If you build it then they will come, but how long will the stay? The first regular season game at the Golden One Center was the culmination of the city of Sacramento and ownership’s efforts to ensure that the Kings would be in the best possible position to achieve success on and off the court. The Kings are part of a group including the Milwaukee Bucks, Minnesota Vikings, Minnesota United, Atlanta Falcons, and Atlanta Braves that have recently opened or will soon be opening a new venue.

While there are many reasons to be build a new venue, one key element is generating new corporate partnership opportunities. Naming rights deals are the most common with the Vikings and Falcons having already secured lucrative deals for their new venues. However, new venues also provide opportunities for teams to create new sponsorship activations inside the venue including new / improved dynamic signage, location-based advertising campaigns using geo-fencing or beacon technology, and larger / more corporate hospitality suites. A new venue seems like a slam dunk for teams looking to maximize sponsorship revenue.

Sports properties often use the opening of new venues to also increase the price points of sponsorship opportunities. Not only do new venues mean a higher number of activations but they should also generate a higher number of impressions with fans and media. In particular, per game attendance should increase as fans will want to come to a game at a new venue to a compare the new experience to the old one. The paid and earned media surrounding a new venue opening means that teams can maximize the exposure provided to corporate partners.

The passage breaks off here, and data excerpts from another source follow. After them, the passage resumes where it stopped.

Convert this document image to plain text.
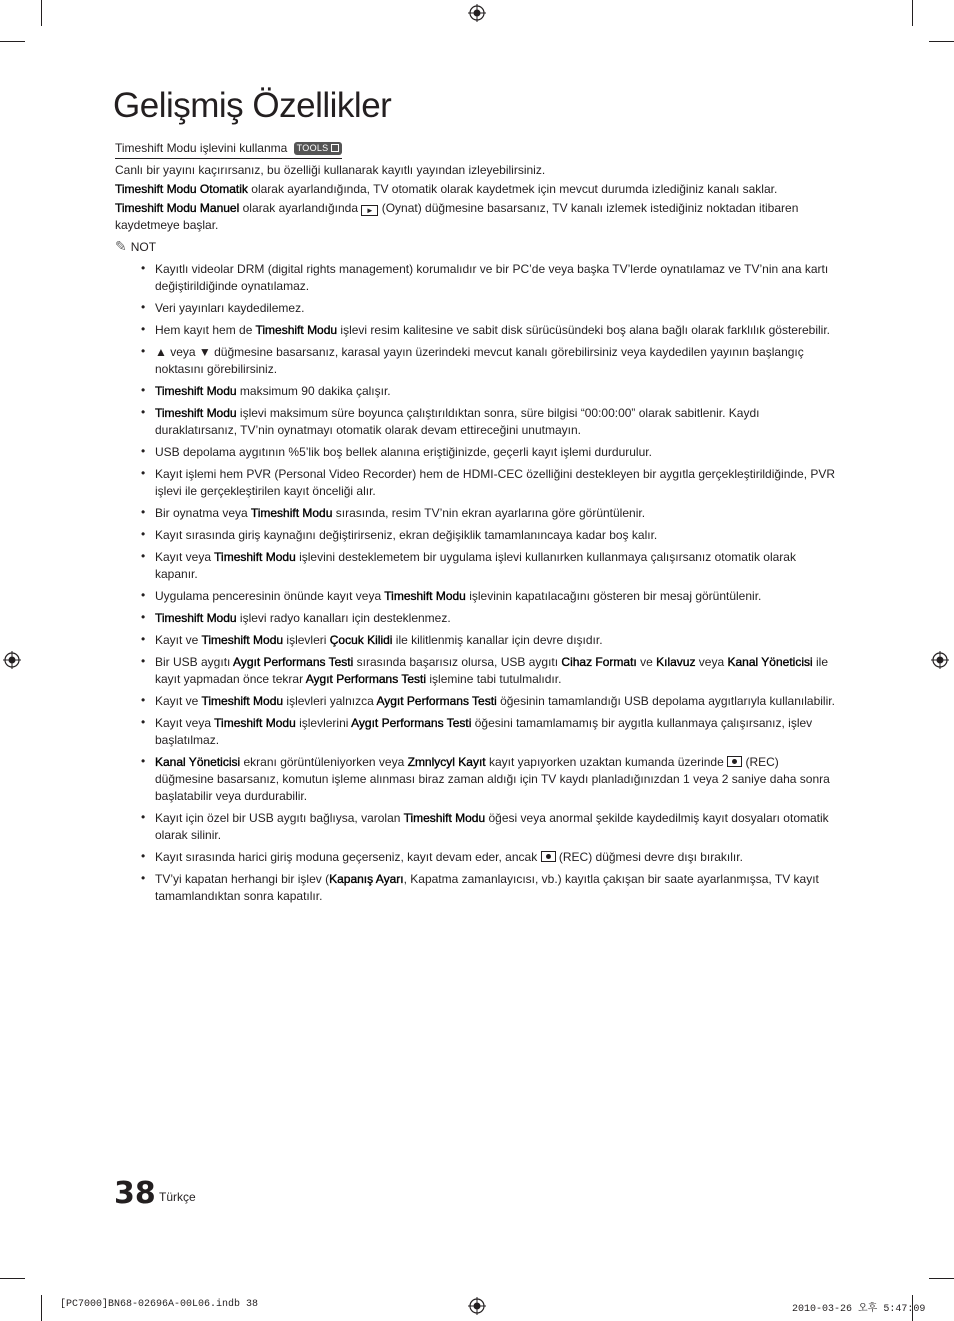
Gelişmiş Özellikler
Timeshift Modu işlevini kullanma TOOLS

Canlı bir yayını kaçırırsanız, bu özelliği kullanarak kayıtlı yayından izleyebilirsiniz.

Timeshift Modu Otomatik olarak ayarlandığında, TV otomatik olarak kaydetmek için mevcut durumda izlediğiniz kanalı saklar.

Timeshift Modu Manuel olarak ayarlandığında ► (Oynat) düğmesine basarsanız, TV kanalı izlemek istediğiniz noktadan itibaren kaydetmeye başlar.

✎ NOT
• Kayıtlı videolar DRM (digital rights management) korumalıdır ve bir PC’de veya başka TV’lerde oynatılamaz ve TV’nin ana kartı değiştirildiğinde oynatılamaz.
• Veri yayınları kaydedilemez.
• Hem kayıt hem de Timeshift Modu işlevi resim kalitesine ve sabit disk sürücüsündeki boş alana bağlı olarak farklılık gösterebilir.
• ▲ veya ▼ düğmesine basarsanız, karasal yayın üzerindeki mevcut kanalı görebilirsiniz veya kaydedilen yayının başlangıç noktasını görebilirsiniz.
• Timeshift Modu maksimum 90 dakika çalışır.
• Timeshift Modu işlevi maksimum süre boyunca çalıştırıldıktan sonra, süre bilgisi “00:00:00” olarak sabitlenir. Kaydı duraklatırsanız, TV’nin oynatmayı otomatik olarak devam ettireceğini unutmayın.
• USB depolama aygıtının %5’lik boş bellek alanına eriştiğinizde, geçerli kayıt işlemi durdurulur.
• Kayıt işlemi hem PVR (Personal Video Recorder) hem de HDMI-CEC özelliğini destekleyen bir aygıtla gerçekleştirildiğinde, PVR işlevi ile gerçekleştirilen kayıt önceliği alır.
• Bir oynatma veya Timeshift Modu sırasında, resim TV’nin ekran ayarlarına göre görüntülenir.
• Kayıt sırasında giriş kaynağını değiştirirseniz, ekran değişiklik tamamlanıncaya kadar boş kalır.
• Kayıt veya Timeshift Modu işlevini desteklemetem bir uygulama işlevi kullanırken kullanmaya çalışırsanız otomatik olarak kapanır.
• Uygulama penceresinin önünde kayıt veya Timeshift Modu işlevinin kapatılacağını gösteren bir mesaj görüntülenir.
• Timeshift Modu işlevi radyo kanalları için desteklenmez.
• Kayıt ve Timeshift Modu işlevleri Çocuk Kilidi ile kilitlenmiş kanallar için devre dışıdır.
• Bir USB aygıtı Aygıt Performans Testi sırasında başarısız olursa, USB aygıtı Cihaz Formatı ve Kılavuz veya Kanal Yöneticisi ile kayıt yapmadan önce tekrar Aygıt Performans Testi işlemine tabi tutulmalıdır.
• Kayıt ve Timeshift Modu işlevleri yalnızca Aygıt Performans Testi öğesinin tamamlandığı USB depolama aygıtlarıyla kullanılabilir.
• Kayıt veya Timeshift Modu işlevlerini Aygıt Performans Testi öğesini tamamlamamış bir aygıtla kullanmaya çalışırsanız, işlev başlatılmaz.
• Kanal Yöneticisi ekranı görüntüleniyorken veya Zmnlycyl Kayıt kayıt yapıyorken uzaktan kumanda üzerinde  (REC) düğmesine basarsanız, komutun işleme alınması biraz zaman aldığı için TV kaydı planladığınızdan 1 veya 2 saniye daha sonra başlatabilir veya durdurabilir.
• Kayıt için özel bir USB aygıtı bağlıysa, varolan Timeshift Modu öğesi veya anormal şekilde kaydedilmiş kayıt dosyaları otomatik olarak silinir.
• Kayıt sırasında harici giriş moduna geçerseniz, kayıt devam eder, ancak  (REC) düğmesi devre dışı bırakılır.
• TV’yi kapatan herhangi bir işlev (Kapanış Ayarı, Kapatma zamanlayıcısı, vb.) kayıtla çakışan bir saate ayarlanmışsa, TV kayıt tamamlandıktan sonra kapatılır.
38 Türkçe
[PC7000]BN68-02696A-00L06.indb 38	2010-03-26 오후 5:47:09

However, teams need to be careful to not rely on new venues to generate new sponsorship dollars over the long-term. More specifically, the initial increases in impressions can decrease over time as the newness of the venue wears off for fans and the media. This then could lead to decreases in attendance and earned media and lower the number of impressions generated by new venue sponsorship activations.

Even if the increases in impressions are maintained over time, corporate partners are not solely looking at the quantity of impressions as the benchmark for success in their relationships with team. They are also looking to make sure that all impressions help drive new business and help achieve their brand goals. More specifically, partners want to make sure that impressions are going to the right people, in the right place, and at the right time.

In addition, corporate partners are not looking solely at the in-venue portion of corporate partnerships. Sponsorships are often sold as integrated packages where venue activations need to evaluated alongside media, social, event, intellectual property, and hospitality channels. The most successful sports properties will be the ones who can communicate the value of new venue activations while also clearly articulating the return on investment in these other channels at the same time. 

New venues can help buyers and sellers of sports sponsorship to increase revenue. However, sports properties should not solely rely on short-term impression boosts for new venue corporate partnership agreements. Instead, sports properties must communicate to partners how a new venue will generate a high quantity of high quality impressions over time.